A year after verbally ordering Boca Raton to reconsider its 2019 denial of a permit to build a four-story home on the beach, a federal judge has put his decision in writing.

“It is hereby declared” that plaintiff Natural Lands LLC “has the right to build a single-family, detached dwelling” at 2500 N. Ocean Blvd., “subject to satisfying the city’s CCCL variance criteria,” U.S. District Judge Rodney Smith said in a written final judgment he handed down on March 22.

In addition, Smith said that Mayor Scott Singer’s “bias was clear” and he would have to recuse himself from any future decisions on whether to give Natural Lands a variance to the city’s Coastal Construction Control Line, which limits building east of State Road A1A.

Also ordered to recuse themselves were Council members Andrea O’Rourke and Monica Mayotte, who were similarly found to be unfairly biased. But both have been term-limited out of office, O’Rourke in March 2023 and Mayotte on April 1.

Smith also ordered a host of city officials to steer clear of any future CCCL application by Natural Lands, including City Manager George Brown, Department of Development Services Director Brandon Schaad and environmental engineering consultant Michael Jenkins.

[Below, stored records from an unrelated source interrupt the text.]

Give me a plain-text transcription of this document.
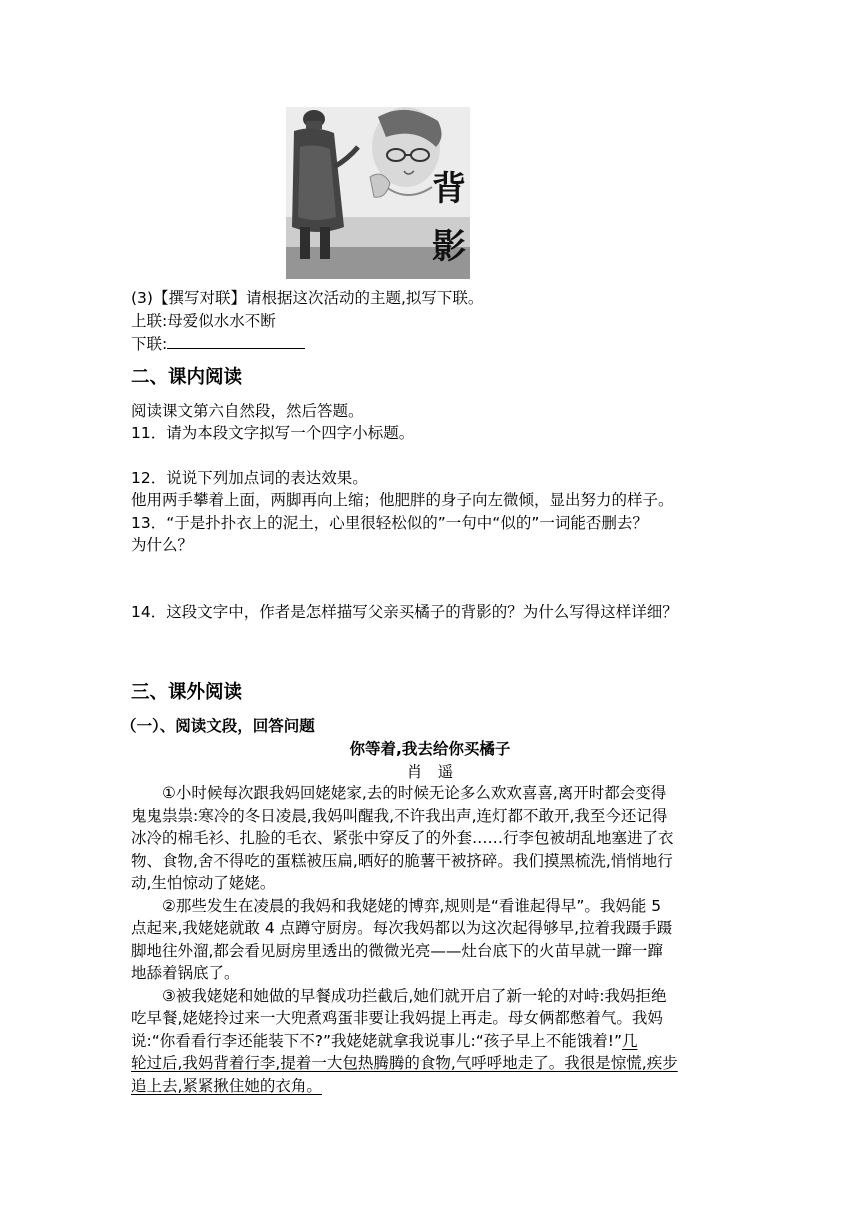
背
影
(3)【撰写对联】请根据这次活动的主题,拟写下联。
上联:母爱似水水不断
下联:
二、课内阅读
阅读课文第六自然段，然后答题。
11．请为本段文字拟写一个四字小标题。
12．说说下列加点词的表达效果。
他用两手攀着上面，两脚再向上缩；他肥胖的身子向左微倾，显出努力的样子。
13．“于是扑扑衣上的泥土，心里很轻松似的”一句中“似的”一词能否删去？
为什么？
14．这段文字中，作者是怎样描写父亲买橘子的背影的？为什么写得这样详细？
三、课外阅读
（一）、阅读文段，回答问题
你等着,我去给你买橘子
肖　遥
①小时候每次跟我妈回姥姥家,去的时候无论多么欢欢喜喜,离开时都会变得
鬼鬼祟祟:寒冷的冬日凌晨,我妈叫醒我,不许我出声,连灯都不敢开,我至今还记得
冰冷的棉毛衫、扎脸的毛衣、紧张中穿反了的外套……行李包被胡乱地塞进了衣
物、食物,舍不得吃的蛋糕被压扁,晒好的脆薯干被挤碎。我们摸黑梳洗,悄悄地行
动,生怕惊动了姥姥。
②那些发生在凌晨的我妈和我姥姥的博弈,规则是“看谁起得早”。我妈能 5
点起来,我姥姥就敢 4 点蹲守厨房。每次我妈都以为这次起得够早,拉着我蹑手蹑
脚地往外溜,都会看见厨房里透出的微微光亮——灶台底下的火苗早就一蹿一蹿
地舔着锅底了。
③被我姥姥和她做的早餐成功拦截后,她们就开启了新一轮的对峙:我妈拒绝
吃早餐,姥姥拎过来一大兜煮鸡蛋非要让我妈提上再走。母女俩都憋着气。我妈
说:“你看看行李还能装下不?”我姥姥就拿我说事儿:“孩子早上不能饿着!”几
轮过后,我妈背着行李,提着一大包热腾腾的食物,气呼呼地走了。我很是惊慌,疾步
追上去,紧紧揪住她的衣角。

“The city shall ensure that its review, analysis, and/or processing of plaintiff’s CCCL application shall be sanitized such that anyone who previously reviewed, analyzed, or evaluated plaintiff’s prior application shall recuse themselves from any future proceedings, as the court finds that they too were tainted, directly or indirectly,” Smith ruled in an associated document on March 7.

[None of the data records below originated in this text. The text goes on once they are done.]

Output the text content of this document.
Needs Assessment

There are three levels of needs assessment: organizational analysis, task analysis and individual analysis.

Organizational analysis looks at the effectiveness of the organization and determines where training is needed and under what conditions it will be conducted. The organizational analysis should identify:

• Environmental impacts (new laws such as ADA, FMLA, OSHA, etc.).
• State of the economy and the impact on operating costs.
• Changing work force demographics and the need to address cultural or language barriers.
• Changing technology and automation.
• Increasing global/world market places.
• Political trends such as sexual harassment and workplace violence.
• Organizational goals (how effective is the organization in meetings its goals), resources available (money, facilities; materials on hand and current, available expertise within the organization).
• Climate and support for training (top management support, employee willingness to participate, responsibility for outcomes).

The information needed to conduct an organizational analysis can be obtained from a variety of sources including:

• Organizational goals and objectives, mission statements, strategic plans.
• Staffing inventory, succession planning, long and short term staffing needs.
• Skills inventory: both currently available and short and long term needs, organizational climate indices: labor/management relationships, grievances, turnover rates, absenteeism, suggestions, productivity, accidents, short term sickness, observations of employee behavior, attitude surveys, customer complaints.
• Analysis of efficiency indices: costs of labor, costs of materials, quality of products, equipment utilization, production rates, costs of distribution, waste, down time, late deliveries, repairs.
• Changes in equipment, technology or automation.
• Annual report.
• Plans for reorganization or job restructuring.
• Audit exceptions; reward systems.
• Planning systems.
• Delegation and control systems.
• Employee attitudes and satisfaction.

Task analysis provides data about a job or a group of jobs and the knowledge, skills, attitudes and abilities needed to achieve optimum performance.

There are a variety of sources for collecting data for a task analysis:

Boca Raton reopened its appeal of the case the same day. It had appealed Smith’s ruling shortly after he voiced his decision on the last day of the March 20-24, 2023, non-jury trial. But the 11th U.S. Circuit Court of Appeals said the city had to wait until Smith filed his written judgment.

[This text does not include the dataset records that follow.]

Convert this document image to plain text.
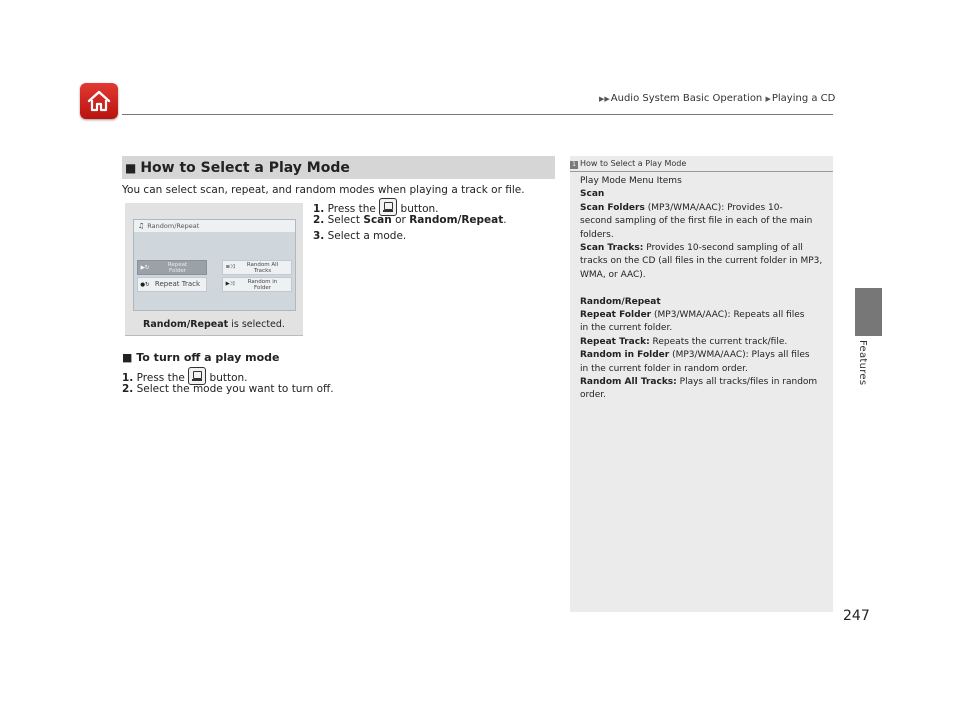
▶▶Audio System Basic Operation ▶Playing a CD
Features
247
■ How to Select a Play Mode
You can select scan, repeat, and random modes when playing a track or file.
1. Press the button.
2. Select Scan or Random/Repeat.
3. Select a mode.
♫ Random/Repeat
▶↻	Repeat
Folder
≡⤨	Random All
Tracks
●↻ Repeat Track	▶⤨	Random in
Folder
Random/Repeat is selected.
■ To turn off a play mode
1. Press the button.
2. Select the mode you want to turn off.
1 How to Select a Play Mode

Play Mode Menu Items

Scan

Scan Folders (MP3/WMA/AAC): Provides 10-

second sampling of the first file in each of the main

folders.

Scan Tracks: Provides 10-second sampling of all

tracks on the CD (all files in the current folder in MP3,

WMA, or AAC).

Random/Repeat

Repeat Folder (MP3/WMA/AAC): Repeats all files

in the current folder.

Repeat Track: Repeats the current track/file.

Random in Folder (MP3/WMA/AAC): Plays all files

in the current folder in random order.

Random All Tracks: Plays all tracks/files in random

order.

Smith also gave the Natural Lands attorneys until May to file their legal bill, which he said the city would have to pay.

The Natural Lands legal team celebrated the judgment.

“We are thrilled that the court has entered a written order that fully codifies its oral decision without waiver,” attorney Keith Poliakoff said. “The property owner will continue in its quest to build a home on this property, with the weight of the court order advising the city that it must approve a home at this location.”

Poliakoff said the final judgment, if upheld on appeal, would require the city to pay his team more than $1 million in legal fees and costs. 

This was the second adverse court ruling in two months against the city and in favor of beachfront construction. A Palm Beach County circuit judge said on Feb. 1 that Boca Raton “unlawfully withheld and illegally delayed” turning over 42 public records that were prejudicial to the owner of 2600 N. Ocean Blvd., just north of the Natural Lands parcel. That landowner also has been trying to get a building permit for an oceanfront residence.

Robert Sweetapple, one of the lawyers for the 2600 landowner, Delray Beach-based Azure Development LLC, has said his side’s legal bill, also to be paid by the city, will top $1 million as well.

Neither figure includes what Boca Raton has paid its outside lawyers from the law firm Weiss Serota to litigate the cases.

Poliakoff said Natural Lands is working on an alternative design for 2500 N. Ocean to ensure compliance with new floodplain requirements.

“The property owner has always wanted this parcel developed as its winter retreat, so no current plan to sell has been contemplated,” he said.

The case stretches back to 2011 when the landowner first applied for a building permit.

In December 2015 the City Council caused a public outcry when it approved a zoning variance to allow something to be built at 2500 N. Ocean, an 88.5-foot-wide lot. City rules normally require lots at least 100 feet wide.

Natural Lands planned to build a 48-foot-tall, 8,666-square-foot single-family home at the site and obtained a Notice to Proceed from the state Department of Environmental Protection in October 2016.

But the council denied a city CCCL variance on July 23, 2019.

Before the trial, the city offered to pay Natural Lands the $950,000 it paid to buy the parcel if it would drop the case. The partnership declined.